I document the incident process and make sure everyone knows exactly what to do. I also keep an early warning template ready so someone can submit it quickly within 24 hours if needed.
8. Supply Chain Security: SBOMs and Signed Images
NIS2 explicitly covers supply chain risk. For containers, I focus on two controls: SBOMs and signature verification.
Generate SBOMs with Syft
# Generate SBOM for an image
syft your-registry.io/app:latest -o spdx-json > app-sbom.spdx.json
# Attach SBOM to your image in the registry
cosign attach sbom --sbom app-sbom.spdx.json your-registry.io/app:latest
Sign Images with Cosign/Sigstore
# Generate a keypair (do this once, store the private key securely)
cosign generate-key-pair
# Sign your image after building
cosign sign --key cosign.key your-registry.io/app:latest
# Verify the signature
cosign verify --key cosign.pub your-registry.io/app:latest
For keyless signing in CI/CD, I use Sigstore Fulcio:
# In your CI pipeline - signs with OIDC identity, no keys to manage
cosign sign your-registry.io/app:latest
Then I enforce signature checks with Kyverno:
apiVersion: kyverno.io/v1
kind: ClusterPolicy
metadata:
name: verify-image-signatures
spec:
validationFailureAction: Enforce
rules:
- name: check-signature
match:
any:
- resources:
kinds:
- Pod
verifyImages:
- imageReferences:
- "your-registry.io/*"
attestors:
- entries:
- keys:
publicKeys: |-
-----BEGIN PUBLIC KEY-----
YOUR_COSIGN_PUBLIC_KEY_HERE
-----END PUBLIC KEY-----
The Compliance Checklist
Here is the condensed checklist I keep on hand:
- Default-deny NetworkPolicies in all namespaces
- RBAC audit done, no wildcard cluster-admin floating around
- Image scanning in CI/CD pipeline (Trivy)

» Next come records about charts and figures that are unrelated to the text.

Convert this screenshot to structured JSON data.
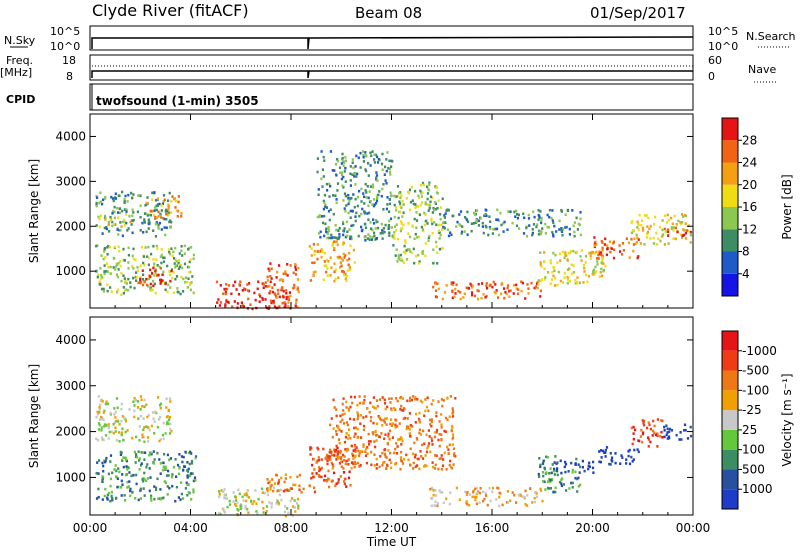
{
  "header": {
    "station": "Clyde River (fitACF)",
    "beam": "Beam 08",
    "date": "01/Sep/2017"
  },
  "top_panels": {
    "nsky_label": "N.Sky",
    "nsky_ticks": [
      "10^5",
      "10^0"
    ],
    "nsearch_label": "N.Search",
    "nsearch_ticks": [
      "10^5",
      "10^0"
    ],
    "freq_label": "Freq.",
    "freq_unit": "[MHz]",
    "freq_ticks": [
      "18",
      "8"
    ],
    "nave_label": "Nave",
    "nave_ticks": [
      "60",
      "0"
    ],
    "cpid_label": "CPID",
    "cpid_text": "twofsound (1-min) 3505"
  },
  "chart_data": [
    {
      "type": "heatmap",
      "panel": "power",
      "ylabel": "Slant Range [km]",
      "xlabel": "",
      "x_ticks": [
        "00:00",
        "04:00",
        "08:00",
        "12:00",
        "16:00",
        "20:00",
        "00:00"
      ],
      "xlim_hours": [
        0,
        24
      ],
      "ylim": [
        180,
        4500
      ],
      "y_ticks": [
        1000,
        2000,
        3000,
        4000
      ],
      "colorbar": {
        "label": "Power [dB]",
        "ticks": [
          "4",
          "8",
          "12",
          "16",
          "20",
          "24",
          "28"
        ],
        "colors": [
          "#1414e6",
          "#1e5ac8",
          "#3c8c64",
          "#8cc850",
          "#f0dc14",
          "#f5a014",
          "#f06414",
          "#e61414"
        ]
      },
      "regions": [
        {
          "t0": 0.2,
          "t1": 3.2,
          "r0": 1800,
          "r1": 2800,
          "level": 2
        },
        {
          "t0": 0.3,
          "t1": 1.6,
          "r0": 2000,
          "r1": 2300,
          "level": 4
        },
        {
          "t0": 2.2,
          "t1": 3.6,
          "r0": 2200,
          "r1": 2700,
          "level": 5
        },
        {
          "t0": 0.2,
          "t1": 4.2,
          "r0": 500,
          "r1": 1600,
          "level": 3
        },
        {
          "t0": 1.8,
          "t1": 3.2,
          "r0": 700,
          "r1": 1100,
          "level": 7
        },
        {
          "t0": 5.0,
          "t1": 7.8,
          "r0": 180,
          "r1": 800,
          "level": 7
        },
        {
          "t0": 7.0,
          "t1": 8.3,
          "r0": 180,
          "r1": 1200,
          "level": 6
        },
        {
          "t0": 8.7,
          "t1": 10.5,
          "r0": 800,
          "r1": 1700,
          "level": 5
        },
        {
          "t0": 9.0,
          "t1": 12.0,
          "r0": 1700,
          "r1": 3700,
          "level": 2
        },
        {
          "t0": 12.0,
          "t1": 14.0,
          "r0": 1200,
          "r1": 3000,
          "level": 3
        },
        {
          "t0": 13.5,
          "t1": 18.0,
          "r0": 400,
          "r1": 800,
          "level": 6
        },
        {
          "t0": 14.0,
          "t1": 19.5,
          "r0": 1800,
          "r1": 2400,
          "level": 2
        },
        {
          "t0": 17.8,
          "t1": 20.5,
          "r0": 700,
          "r1": 1500,
          "level": 4
        },
        {
          "t0": 20.0,
          "t1": 21.8,
          "r0": 1300,
          "r1": 1800,
          "level": 6
        },
        {
          "t0": 21.5,
          "t1": 23.9,
          "r0": 1600,
          "r1": 2300,
          "level": 4
        },
        {
          "t0": 22.8,
          "t1": 23.9,
          "r0": 1800,
          "r1": 2000,
          "level": 7
        }
      ]
    },
    {
      "type": "heatmap",
      "panel": "velocity",
      "ylabel": "Slant Range [km]",
      "xlabel": "Time UT",
      "x_ticks": [
        "00:00",
        "04:00",
        "08:00",
        "12:00",
        "16:00",
        "20:00",
        "00:00"
      ],
      "xlim_hours": [
        0,
        24
      ],
      "ylim": [
        180,
        4500
      ],
      "y_ticks": [
        1000,
        2000,
        3000,
        4000
      ],
      "colorbar": {
        "label": "Velocity [m s⁻¹]",
        "ticks": [
          "1000",
          "500",
          "100",
          "25",
          "-25",
          "-100",
          "-500",
          "-1000"
        ],
        "colors": [
          "#1e3cc8",
          "#2850a0",
          "#3c8c64",
          "#64c83c",
          "#c8c8c8",
          "#f0a000",
          "#f07814",
          "#f03c14",
          "#e61414"
        ]
      },
      "regions": [
        {
          "t0": 0.2,
          "t1": 3.2,
          "r0": 1800,
          "r1": 2800,
          "level": 4
        },
        {
          "t0": 0.2,
          "t1": 4.2,
          "r0": 500,
          "r1": 1600,
          "level": 2
        },
        {
          "t0": 5.0,
          "t1": 8.3,
          "r0": 180,
          "r1": 800,
          "level": 4
        },
        {
          "t0": 7.0,
          "t1": 9.0,
          "r0": 700,
          "r1": 1100,
          "level": 6
        },
        {
          "t0": 8.7,
          "t1": 10.5,
          "r0": 800,
          "r1": 1700,
          "level": 7
        },
        {
          "t0": 9.5,
          "t1": 14.5,
          "r0": 1200,
          "r1": 2800,
          "level": 6
        },
        {
          "t0": 13.5,
          "t1": 18.0,
          "r0": 400,
          "r1": 800,
          "level": 5
        },
        {
          "t0": 17.8,
          "t1": 19.5,
          "r0": 700,
          "r1": 1500,
          "level": 2
        },
        {
          "t0": 18.5,
          "t1": 20.0,
          "r0": 1100,
          "r1": 1400,
          "level": 0
        },
        {
          "t0": 20.2,
          "t1": 21.8,
          "r0": 1300,
          "r1": 1700,
          "level": 0
        },
        {
          "t0": 21.5,
          "t1": 22.8,
          "r0": 1700,
          "r1": 2300,
          "level": 7
        },
        {
          "t0": 22.8,
          "t1": 23.9,
          "r0": 1800,
          "r1": 2200,
          "level": 0
        }
      ]
    }
  ]
}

- Continuous scanning in-cluster (Trivy Operator)
- Runtime detection deployed (Falco)
- Admission policies enforced (Kyverno or OPA Gatekeeper)

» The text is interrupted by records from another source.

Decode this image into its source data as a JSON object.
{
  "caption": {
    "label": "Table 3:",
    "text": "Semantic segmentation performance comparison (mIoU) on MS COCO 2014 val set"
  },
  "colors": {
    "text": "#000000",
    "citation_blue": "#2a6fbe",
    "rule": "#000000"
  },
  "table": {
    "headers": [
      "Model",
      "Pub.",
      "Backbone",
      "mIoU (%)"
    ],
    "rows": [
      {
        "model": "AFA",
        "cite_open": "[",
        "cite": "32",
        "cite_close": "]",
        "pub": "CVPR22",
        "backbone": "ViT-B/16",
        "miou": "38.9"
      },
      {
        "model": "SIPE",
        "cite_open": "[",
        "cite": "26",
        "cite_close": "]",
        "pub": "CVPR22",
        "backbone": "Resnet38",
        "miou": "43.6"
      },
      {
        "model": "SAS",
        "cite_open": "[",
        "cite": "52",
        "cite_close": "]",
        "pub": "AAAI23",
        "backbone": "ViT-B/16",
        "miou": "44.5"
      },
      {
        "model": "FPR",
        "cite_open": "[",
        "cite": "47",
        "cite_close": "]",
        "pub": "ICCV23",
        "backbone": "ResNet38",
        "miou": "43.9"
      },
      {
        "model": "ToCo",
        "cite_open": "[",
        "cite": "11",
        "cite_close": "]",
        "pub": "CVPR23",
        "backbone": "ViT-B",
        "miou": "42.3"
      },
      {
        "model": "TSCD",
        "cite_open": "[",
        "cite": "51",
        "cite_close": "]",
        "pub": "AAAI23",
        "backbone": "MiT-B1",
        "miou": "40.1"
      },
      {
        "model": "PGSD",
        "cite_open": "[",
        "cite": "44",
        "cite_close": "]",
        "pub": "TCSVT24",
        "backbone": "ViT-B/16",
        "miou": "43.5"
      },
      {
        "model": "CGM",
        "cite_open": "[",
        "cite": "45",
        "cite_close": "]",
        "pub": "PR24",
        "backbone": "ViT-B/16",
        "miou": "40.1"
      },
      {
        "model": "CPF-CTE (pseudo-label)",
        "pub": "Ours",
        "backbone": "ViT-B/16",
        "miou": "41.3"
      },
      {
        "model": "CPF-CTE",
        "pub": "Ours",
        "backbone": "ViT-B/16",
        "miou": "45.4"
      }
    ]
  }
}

- Kubernetes audit logging enabled with 12+ month retention
- Centralized logging with Fluent Bit or similar
- Alerting pipeline with on-call rotation
- Incident response runbook with NIS2 reporting templates
- SBOM generation for all production images
- Image signing in CI/CD
- Signature verification in admission control
- Regular penetration testing (at least annually)
Wrapping Up
I do not treat NIS2 as a one-time checkbox. In practice, it is continuous hardening, monitoring, and response work. Kubernetes already has strong tools for this, and most of the effort is in configuration and operations, not custom code.

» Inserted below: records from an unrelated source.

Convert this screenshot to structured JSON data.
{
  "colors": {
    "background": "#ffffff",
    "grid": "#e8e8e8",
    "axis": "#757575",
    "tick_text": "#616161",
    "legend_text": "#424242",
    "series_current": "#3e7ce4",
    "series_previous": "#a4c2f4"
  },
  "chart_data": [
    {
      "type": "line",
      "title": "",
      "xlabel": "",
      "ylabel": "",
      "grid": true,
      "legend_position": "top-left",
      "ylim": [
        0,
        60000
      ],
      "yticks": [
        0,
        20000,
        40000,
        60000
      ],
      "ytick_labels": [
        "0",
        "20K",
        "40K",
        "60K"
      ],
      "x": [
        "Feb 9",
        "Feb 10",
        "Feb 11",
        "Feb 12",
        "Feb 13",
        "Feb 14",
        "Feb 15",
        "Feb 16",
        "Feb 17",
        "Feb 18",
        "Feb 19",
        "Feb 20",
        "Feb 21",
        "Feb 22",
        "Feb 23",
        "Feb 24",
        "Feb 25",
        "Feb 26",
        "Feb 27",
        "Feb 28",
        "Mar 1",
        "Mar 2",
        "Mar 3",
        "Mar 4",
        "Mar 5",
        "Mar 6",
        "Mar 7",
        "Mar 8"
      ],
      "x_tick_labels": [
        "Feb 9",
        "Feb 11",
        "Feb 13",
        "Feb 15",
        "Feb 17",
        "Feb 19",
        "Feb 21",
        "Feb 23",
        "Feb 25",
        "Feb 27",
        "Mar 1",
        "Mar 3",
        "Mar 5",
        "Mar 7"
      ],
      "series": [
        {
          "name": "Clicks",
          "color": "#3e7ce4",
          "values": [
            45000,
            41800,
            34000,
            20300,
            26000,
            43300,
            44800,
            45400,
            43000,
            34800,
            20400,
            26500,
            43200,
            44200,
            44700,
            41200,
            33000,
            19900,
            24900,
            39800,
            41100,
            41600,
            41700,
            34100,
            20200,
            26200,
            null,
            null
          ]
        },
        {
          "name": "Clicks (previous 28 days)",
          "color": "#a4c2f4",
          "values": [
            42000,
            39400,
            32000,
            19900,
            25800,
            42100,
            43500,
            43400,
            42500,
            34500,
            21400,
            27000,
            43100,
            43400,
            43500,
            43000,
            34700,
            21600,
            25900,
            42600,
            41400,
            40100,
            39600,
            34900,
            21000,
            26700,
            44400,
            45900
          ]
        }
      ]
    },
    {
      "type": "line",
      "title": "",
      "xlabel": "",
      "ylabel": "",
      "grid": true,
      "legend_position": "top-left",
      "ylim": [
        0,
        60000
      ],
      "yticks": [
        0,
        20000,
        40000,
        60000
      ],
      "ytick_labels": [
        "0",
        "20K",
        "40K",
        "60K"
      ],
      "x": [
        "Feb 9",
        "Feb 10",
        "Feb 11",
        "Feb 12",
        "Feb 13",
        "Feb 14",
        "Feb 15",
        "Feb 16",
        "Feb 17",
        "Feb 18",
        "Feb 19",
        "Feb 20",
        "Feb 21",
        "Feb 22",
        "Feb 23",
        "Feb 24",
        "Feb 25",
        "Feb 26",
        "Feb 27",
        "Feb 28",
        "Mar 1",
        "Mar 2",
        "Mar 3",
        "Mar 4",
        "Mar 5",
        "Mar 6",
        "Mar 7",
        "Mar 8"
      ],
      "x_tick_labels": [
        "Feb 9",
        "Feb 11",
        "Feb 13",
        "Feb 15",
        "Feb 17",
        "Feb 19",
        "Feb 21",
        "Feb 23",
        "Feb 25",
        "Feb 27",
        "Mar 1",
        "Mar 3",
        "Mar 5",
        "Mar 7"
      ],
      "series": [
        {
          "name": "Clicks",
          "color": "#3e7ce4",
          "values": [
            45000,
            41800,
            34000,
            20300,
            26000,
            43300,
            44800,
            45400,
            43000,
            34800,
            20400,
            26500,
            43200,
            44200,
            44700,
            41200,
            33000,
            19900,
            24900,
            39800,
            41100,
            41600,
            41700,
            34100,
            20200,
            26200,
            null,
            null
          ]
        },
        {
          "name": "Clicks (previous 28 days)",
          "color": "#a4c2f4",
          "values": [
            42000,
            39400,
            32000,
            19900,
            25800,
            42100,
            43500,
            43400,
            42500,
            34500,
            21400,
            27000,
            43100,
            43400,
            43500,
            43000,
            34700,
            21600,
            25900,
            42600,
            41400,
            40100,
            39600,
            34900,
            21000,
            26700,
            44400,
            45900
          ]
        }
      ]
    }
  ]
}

If I had to prioritize, I would start with network policies, RBAC review, and image scanning. Then I would add runtime detection and admission policies. After that, I would tighten logging and incident response.
The 24-hour reporting requirement is what usually causes pain. If the alerting and response path are not ready before an incident, the timeline gets very hard to meet.
If you are running through the same process, I would be interested to hear what worked for your environment.